Four hours of this and other similar pack-mulery also means that I did not have time to work on my lessons today. Will I be working on them tonight? Probably not.

Why?

Do I really have to tell you the answer?

Thursday, August 6, 2009

Classroom Management: Idealism vs. Reality.


One of the biggest challenges for any new teacher is drawing up an effective, above all useful classroom management plan. I have never done one, not really. Oh, there was the crap they have you do in teacher school, but none of that stuff is actually applicable in real life. But you have to have one to be a real life teacher, even if you don't have a model to work from. Because that would just be too easy.

I typed the words "classroom management" into Google, hoping to find a model written by someone who is NOT a Bad Teacher. Unfortunately, most seem to be penned by Dirty Hippies. These tend to call for lots of sitting in circles, holding hands and talking about feelings. One of the first links I pulled up included the following gem:
"The best rule that I have heard and I would believe to be my attitude towards classroom rules is that I need a classroom where learning takes place, and if we can respect each other then we don’t need any other 'rules.'"
This is a wonderful sentiment. I love this idea, that I could walk into a classroom and quantify "respect" in such a way that teenagers will automatically give it to a) me and b) one another. I also like how the author puts "rules" in "quotes." Is he/she implying that "rules" are in fact "cookies" or "dinosaurs?" Will they wander the room feasting on "plants" and "smaller dinosaurs?"

Okay, you're right, I'm just being unreasonable because I don't have any "rules" of my "own" to put in a "classroom management plan" yet. So here's another wonderful sounding, but completely suicidal idea:
"I may try to create a class constitution if behaviors in the class are inconsistently out of control."
I feel terrible for the author of this line. You see, they have probably been stuffed into a locker by their students at this point, if by some miracle they are still alive. It is one thing to start the year with a class constitution. Then it's already in place, the students know it's there, etc. But to draw one up because the students are throwing a Boston Tea Party in the back of the classroom... now, that just doesn't seem wise. And what does the author mean by inconsistently? Wouldn't it make more sense to try to change rules if students are consistently out of control? What the hell is going on here?

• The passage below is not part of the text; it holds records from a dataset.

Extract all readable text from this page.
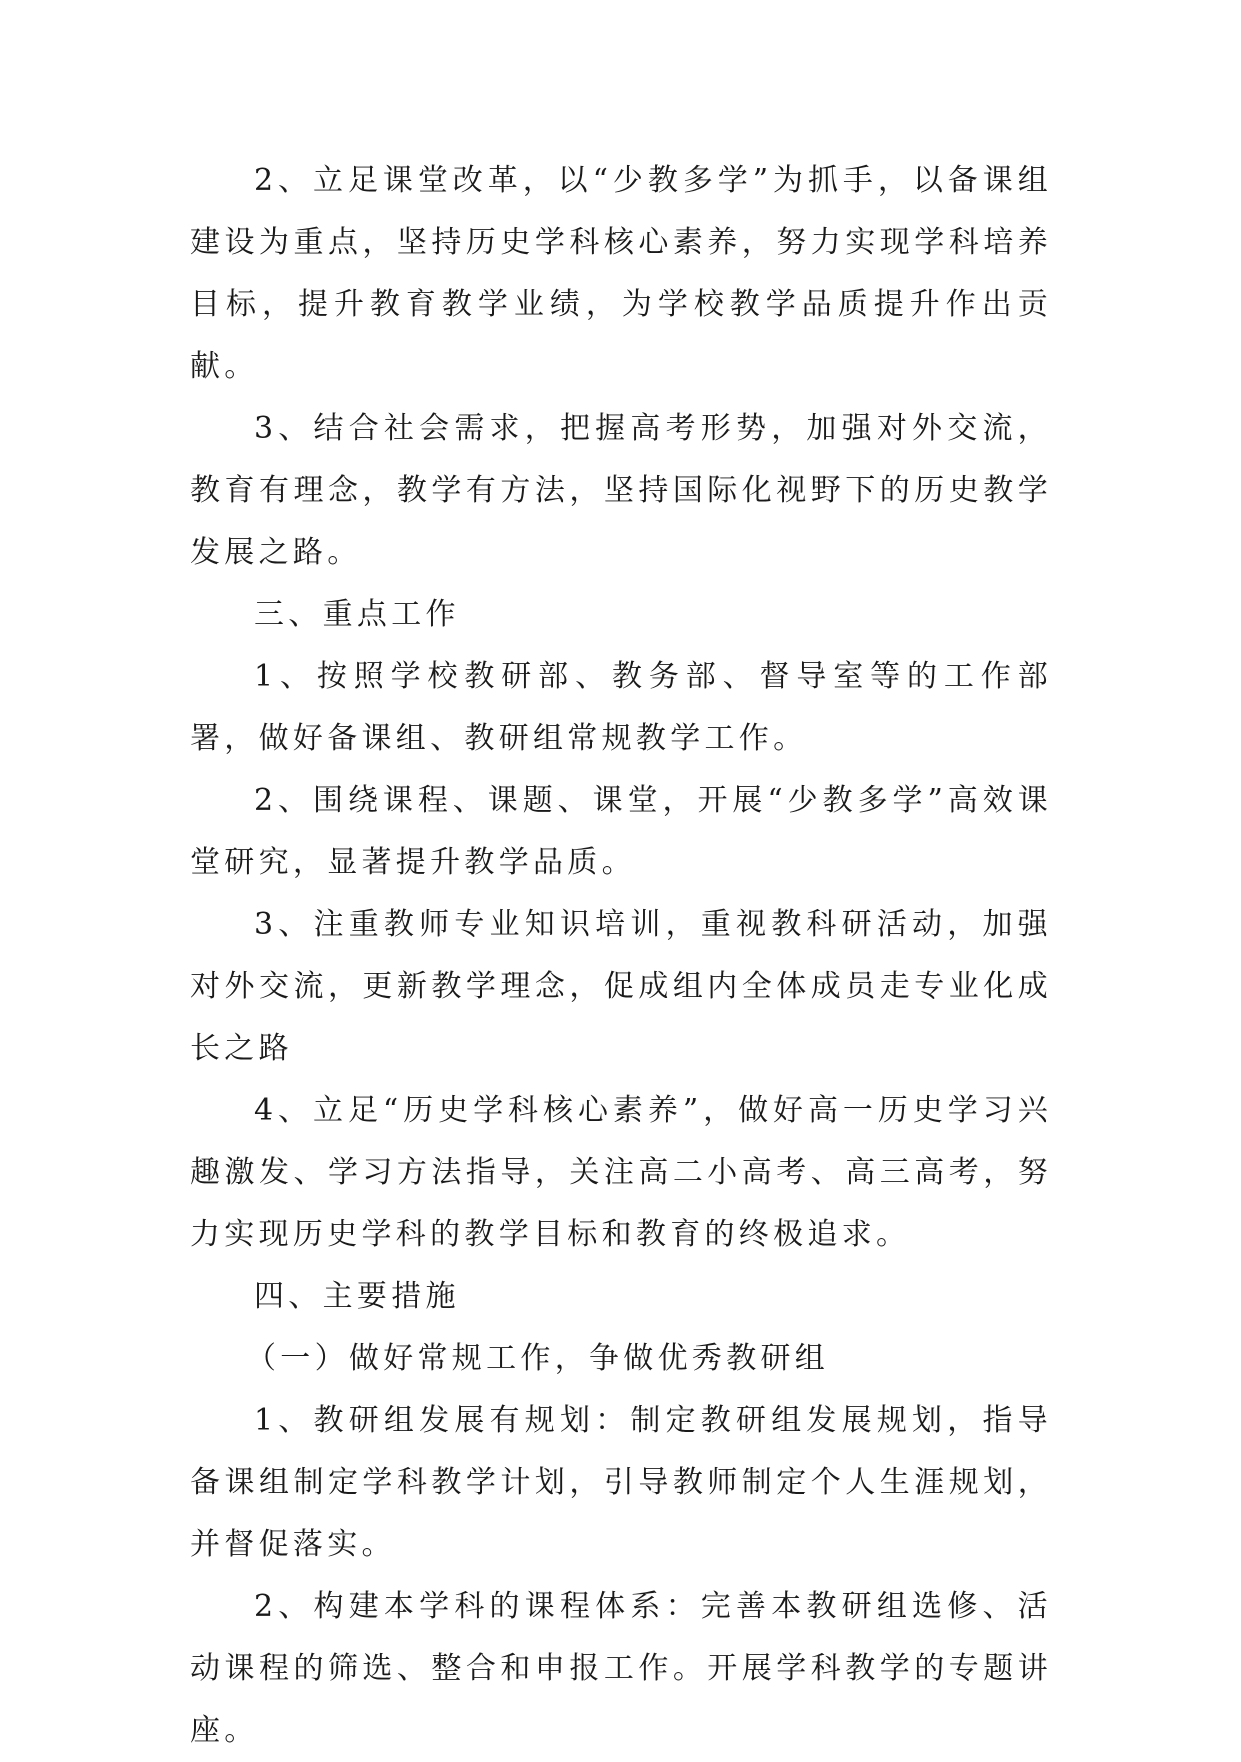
2、立足课堂改革，以“少教多学”为抓手，以备课组建设为重点，坚持历史学科核心素养，努力实现学科培养目标，提升教育教学业绩，为学校教学品质提升作出贡献。

3、结合社会需求，把握高考形势，加强对外交流，教育有理念，教学有方法，坚持国际化视野下的历史教学发展之路。

三、重点工作

1、按照学校教研部、教务部、督导室等的工作部署，做好备课组、教研组常规教学工作。

2、围绕课程、课题、课堂，开展“少教多学”高效课堂研究，显著提升教学品质。

3、注重教师专业知识培训，重视教科研活动，加强对外交流，更新教学理念，促成组内全体成员走专业化成长之路

4、立足“历史学科核心素养”，做好高一历史学习兴趣激发、学习方法指导，关注高二小高考、高三高考，努力实现历史学科的教学目标和教育的终极追求。

四、主要措施

（一）做好常规工作，争做优秀教研组

1、教研组发展有规划：制定教研组发展规划，指导备课组制定学科教学计划，引导教师制定个人生涯规划，并督促落实。

2、构建本学科的课程体系：完善本教研组选修、活动课程的筛选、整合和申报工作。开展学科教学的专题讲座。
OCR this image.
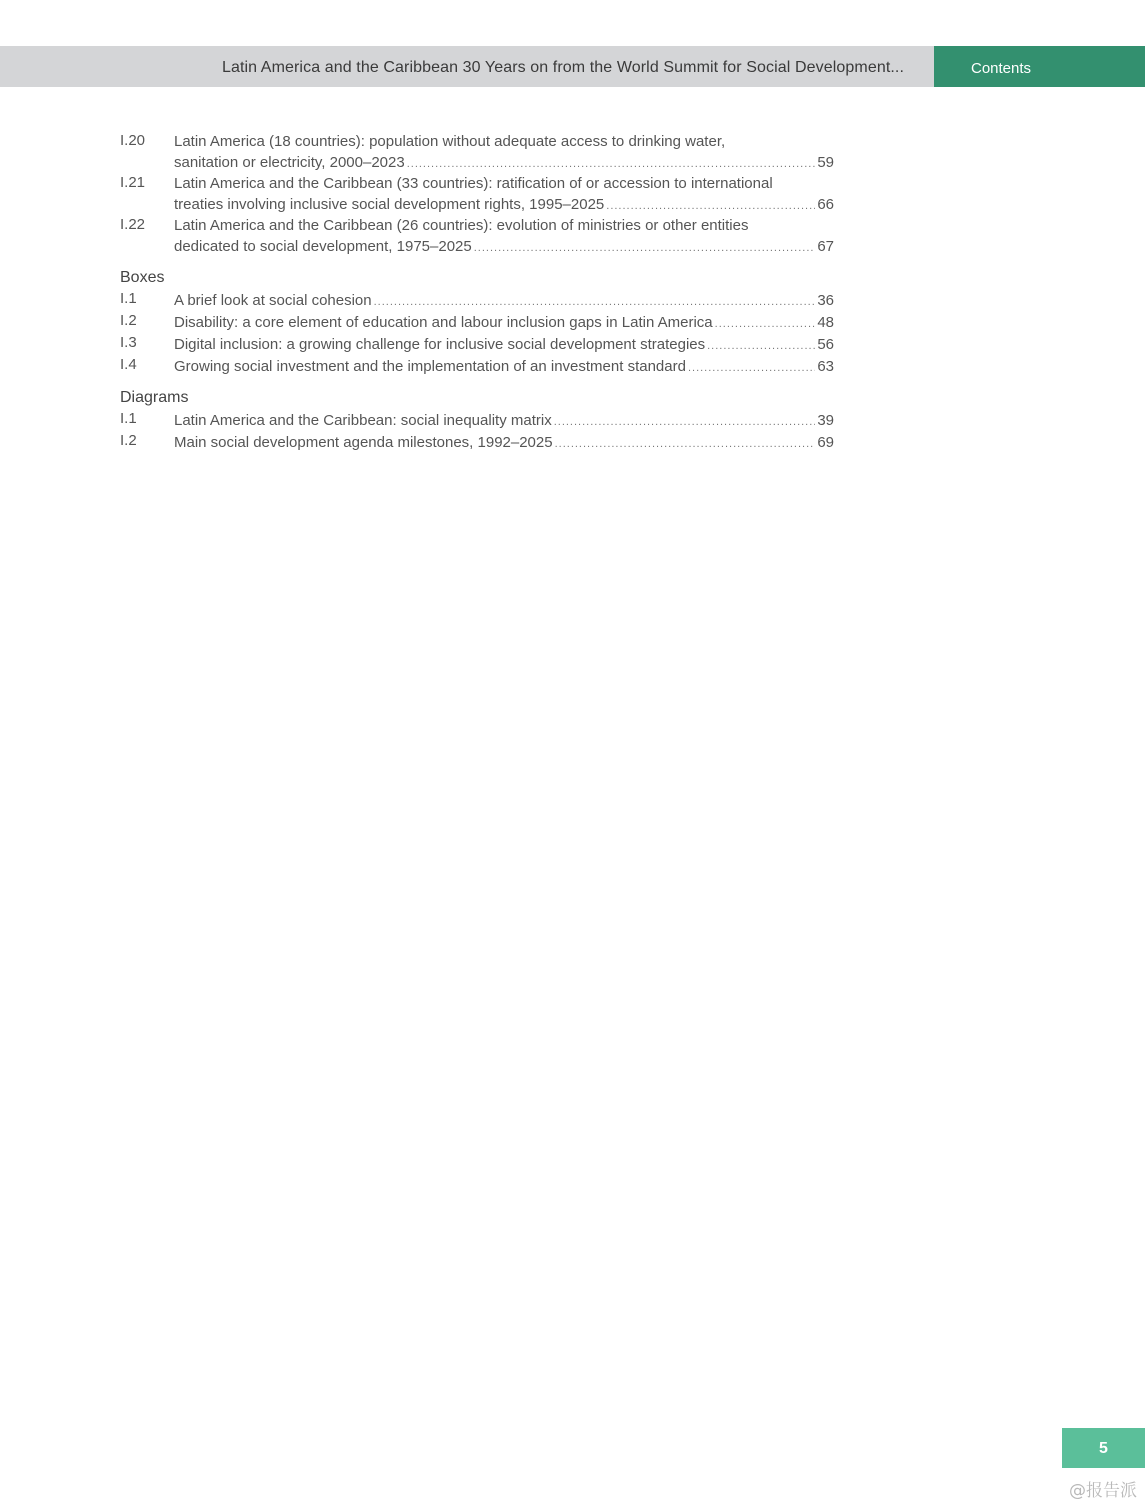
Latin America and the Caribbean 30 Years on from the World Summit for Social Development...	Contents
I.20	Latin America (18 countries): population without adequate access to drinking water,
sanitation or electricity, 2000–2023 .....	59
I.21	Latin America and the Caribbean (33 countries): ratification of or accession to international
treaties involving inclusive social development rights, 1995–2025 .....	66
I.22	Latin America and the Caribbean (26 countries): evolution of ministries or other entities
dedicated to social development, 1975–2025 .....	67
Boxes
I.1	A brief look at social cohesion .....	36
I.2	Disability: a core element of education and labour inclusion gaps in Latin America .....	48
I.3	Digital inclusion: a growing challenge for inclusive social development strategies .....	56
I.4	Growing social investment and the implementation of an investment standard .....	63
Diagrams
I.1	Latin America and the Caribbean: social inequality matrix .....	39
I.2	Main social development agenda milestones, 1992–2025 .....	69
5
@报告派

The inclusion of the words "may" and "try" on behalf of the teacher seems to suggest that the students have already seen the whites of his/her eyes and have opened fire. The minutemen are burning the supply depot while the red coats try to enforce the rule of law.

Here's hoping I can come up with something in between an idealist's wet dream and the "nefarious scheme" suspected by Calvin. Not that there's anything wrong with idealists - you kind of have to be one to be a teacher, after all.